I’ve never worked that way, and won’t make a habit of it.  My purpose in joining in was to shake loose some bad habits and make myself produce.  Writers often, or usually, write when they don’t feel like it; as I heard someone say years ago, “I don’t like writing but I like having written.”  I don’t imagine building contractors like every part of the actual work, but a finished building is a sight to behold.  So I feel good about the days I managed to reach my (estimated) quota, and not too bad about the days I didn’t.  It was a useful discipline, and I do have something to show for it: about 125 handwritten pages with characters, actions, and lots of words.  Maybe something can come of it. 

And for next November, I’m already thinking about what I’ll do differently.

Don’t Say That!
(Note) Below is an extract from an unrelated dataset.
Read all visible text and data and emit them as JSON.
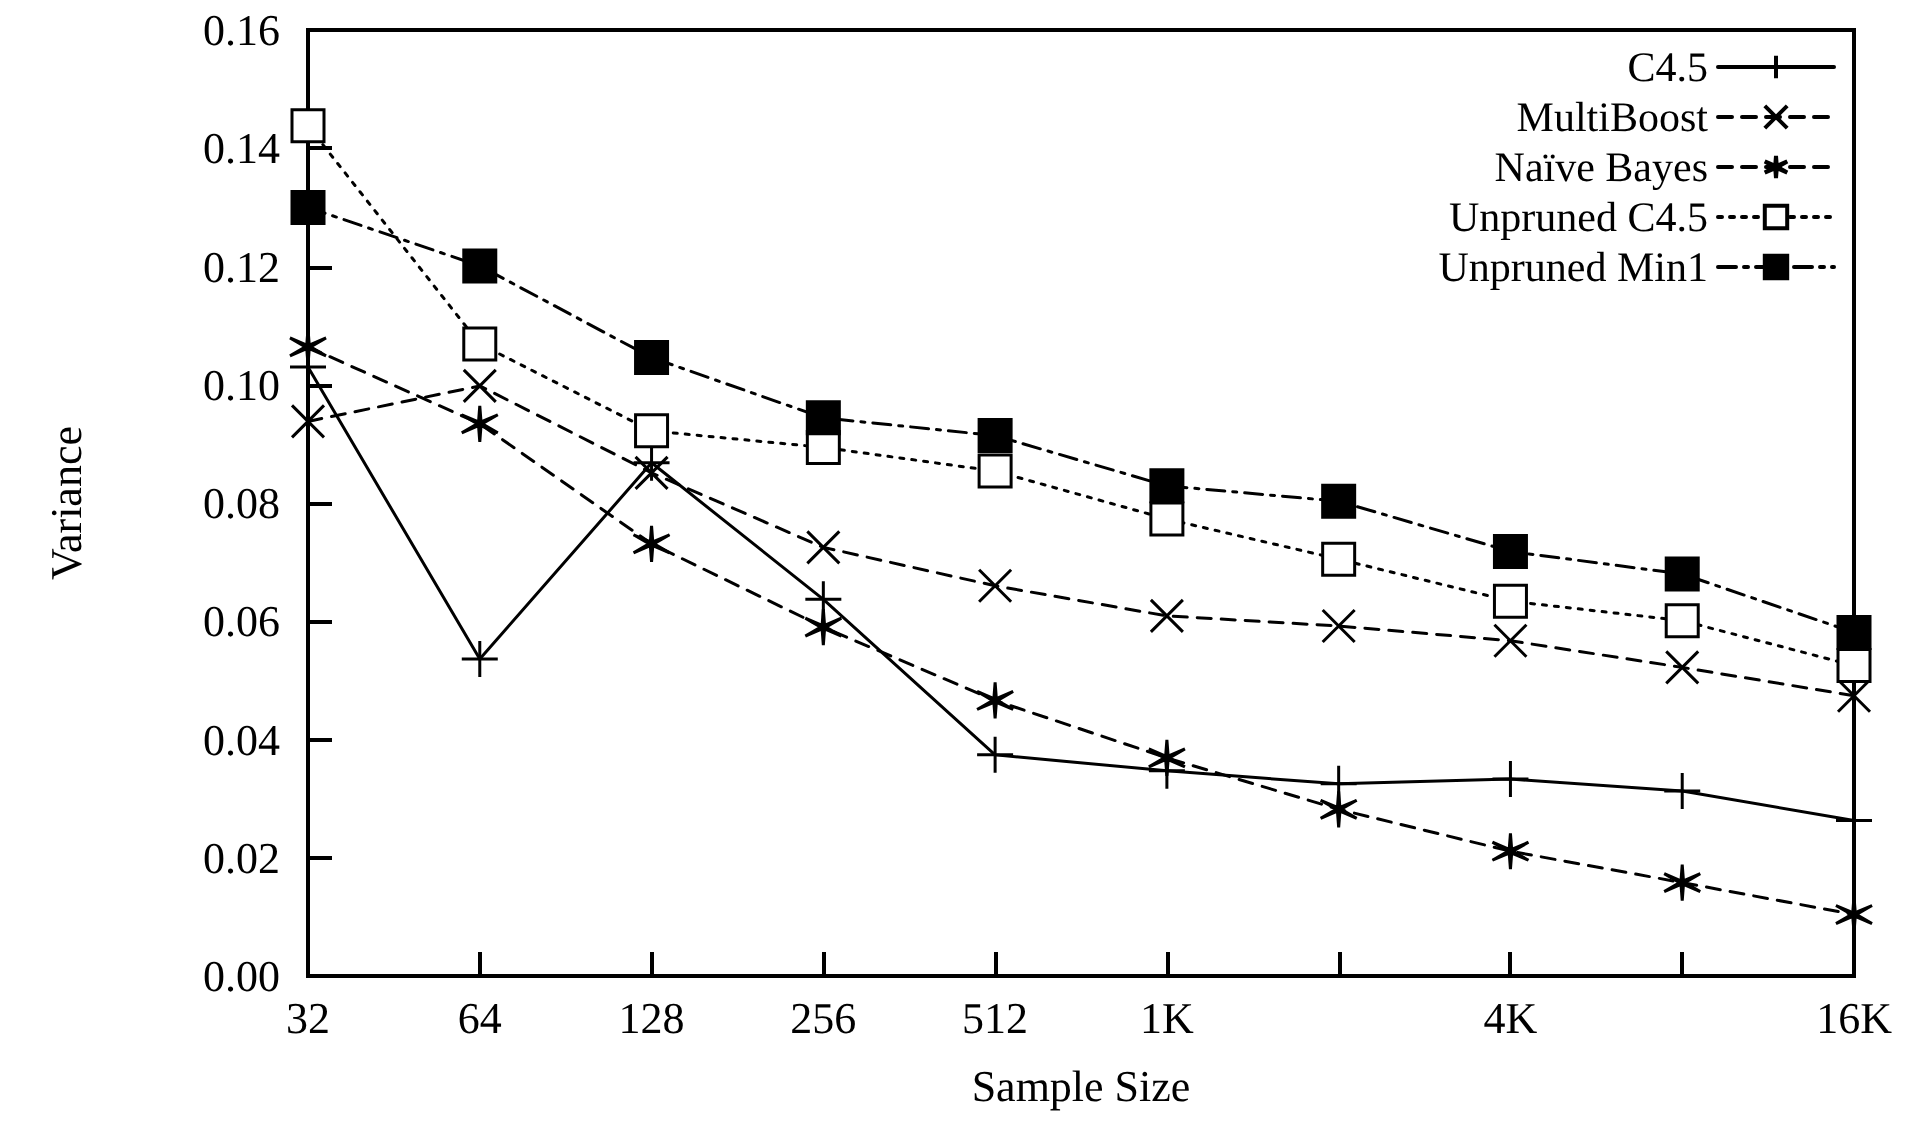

Part Two

November 12, 2010

The Michael L. Prinz Award is given by the American Library Association to a work intended for teenagers “that exemplifies literary excellence in young adult literature.”  Granted that “literary” and “excellence” are relative terms, and YA books have been pushing the limits for years, Tales of the Madman Underground pushes all the way over the cliff in one area: language.  I’ve never read worse.  Ever.  In fact, I’ve never read as bad.  It’s not just vulgarity (the f- word everywhere, s- word less frequent).  An occasional use of some of those words can be effective for certain purposes, and it’s naïve to think that our children will be ruined by seeing them on a page every now and then.  But the author’s use strikes me as gratuitous.  There’s no reason for spreading them like heavy-on-the-mayo on a hamburger which almost disappears in an excess of condiment.
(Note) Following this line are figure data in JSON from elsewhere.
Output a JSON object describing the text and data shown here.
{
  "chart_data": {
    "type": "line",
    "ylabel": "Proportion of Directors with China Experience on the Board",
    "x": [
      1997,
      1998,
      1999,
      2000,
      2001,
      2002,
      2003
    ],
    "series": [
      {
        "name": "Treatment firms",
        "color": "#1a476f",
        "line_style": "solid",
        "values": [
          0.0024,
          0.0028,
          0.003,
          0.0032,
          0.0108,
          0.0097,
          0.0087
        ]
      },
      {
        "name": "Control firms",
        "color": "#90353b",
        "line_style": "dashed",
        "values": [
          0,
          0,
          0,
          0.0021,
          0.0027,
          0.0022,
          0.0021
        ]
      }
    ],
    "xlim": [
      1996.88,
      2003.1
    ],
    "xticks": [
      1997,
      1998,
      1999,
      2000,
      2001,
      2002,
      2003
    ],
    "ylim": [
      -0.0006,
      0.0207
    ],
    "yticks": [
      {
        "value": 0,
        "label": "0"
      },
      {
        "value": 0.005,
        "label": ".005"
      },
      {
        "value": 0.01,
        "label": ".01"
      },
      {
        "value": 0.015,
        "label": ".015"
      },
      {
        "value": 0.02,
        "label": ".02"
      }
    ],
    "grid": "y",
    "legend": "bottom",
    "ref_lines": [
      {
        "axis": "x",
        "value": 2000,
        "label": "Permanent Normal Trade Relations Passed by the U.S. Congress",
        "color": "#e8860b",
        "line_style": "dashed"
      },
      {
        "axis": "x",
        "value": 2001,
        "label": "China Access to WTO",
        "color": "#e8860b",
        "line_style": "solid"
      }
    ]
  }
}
But worse is the profanity.  I have seldom read or heard the name of Jesus dragged through such vile slop, and around the middle of the book I had to stop reading.  I might have missed a climax so shattering and affirming it redeemed all, but . . . nah.  The author has no discernable use except as some sort of shock value.  His character is contemptuous of “churchies” throughout, so it may be personal.  More likely, it’s just contemptuous.

Of course I could read worse language–in books for adults.  This is a book for teens (and actually, kids gravitate toward YA at the age of eleven or twelve).  More than that–an honored book for teens.  There’s a silver sticker on it (designating a sort of runner-up to the actual Prinz award), making it more likely to show up in junior high and high school libraries.  Heeeey, kids!
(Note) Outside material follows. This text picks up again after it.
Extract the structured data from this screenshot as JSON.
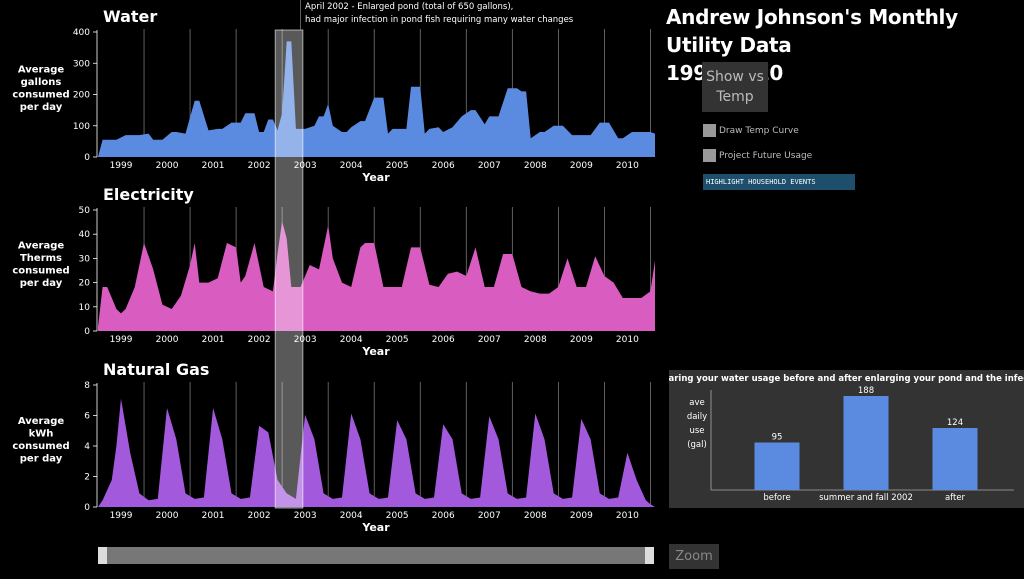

In my opinion, this is irresponsible.  I can guess at the award committee’s logic: kids these days, so much to deal with.  Busy parents, unnecessary wars, evil Republicans, religious nuttery, pressure to conform–how do we help them?  Do we try to refine their tastes a bit, elevate their sight, given them a glimpse of real nobility, something to strive for (which sounds awfully patronizing but used to be the meaning of education)?  Or do we pimp a noble soul in sneakers who talks like Tony Soprano?

The protagonist actually is a noble soul: long-suffering towards his crazy mom, hard-working, loyal, and generous.  It’s just hard to see how he got that way.  Getting that way doesn’t come easy for most of us.  We need help, we need aspirations.  The starred reviews of Madman dismiss the language, as though it were incidental.  But language is not incidental; language is what literature is made of, and literature is the art of shaping words to thoughts and emotions, educating mind and heart.  An overuse of shock words deadens sensitivity to them, and perhaps sensitivity in general.  How many times do you have to be hit in the face until you don’t feel it?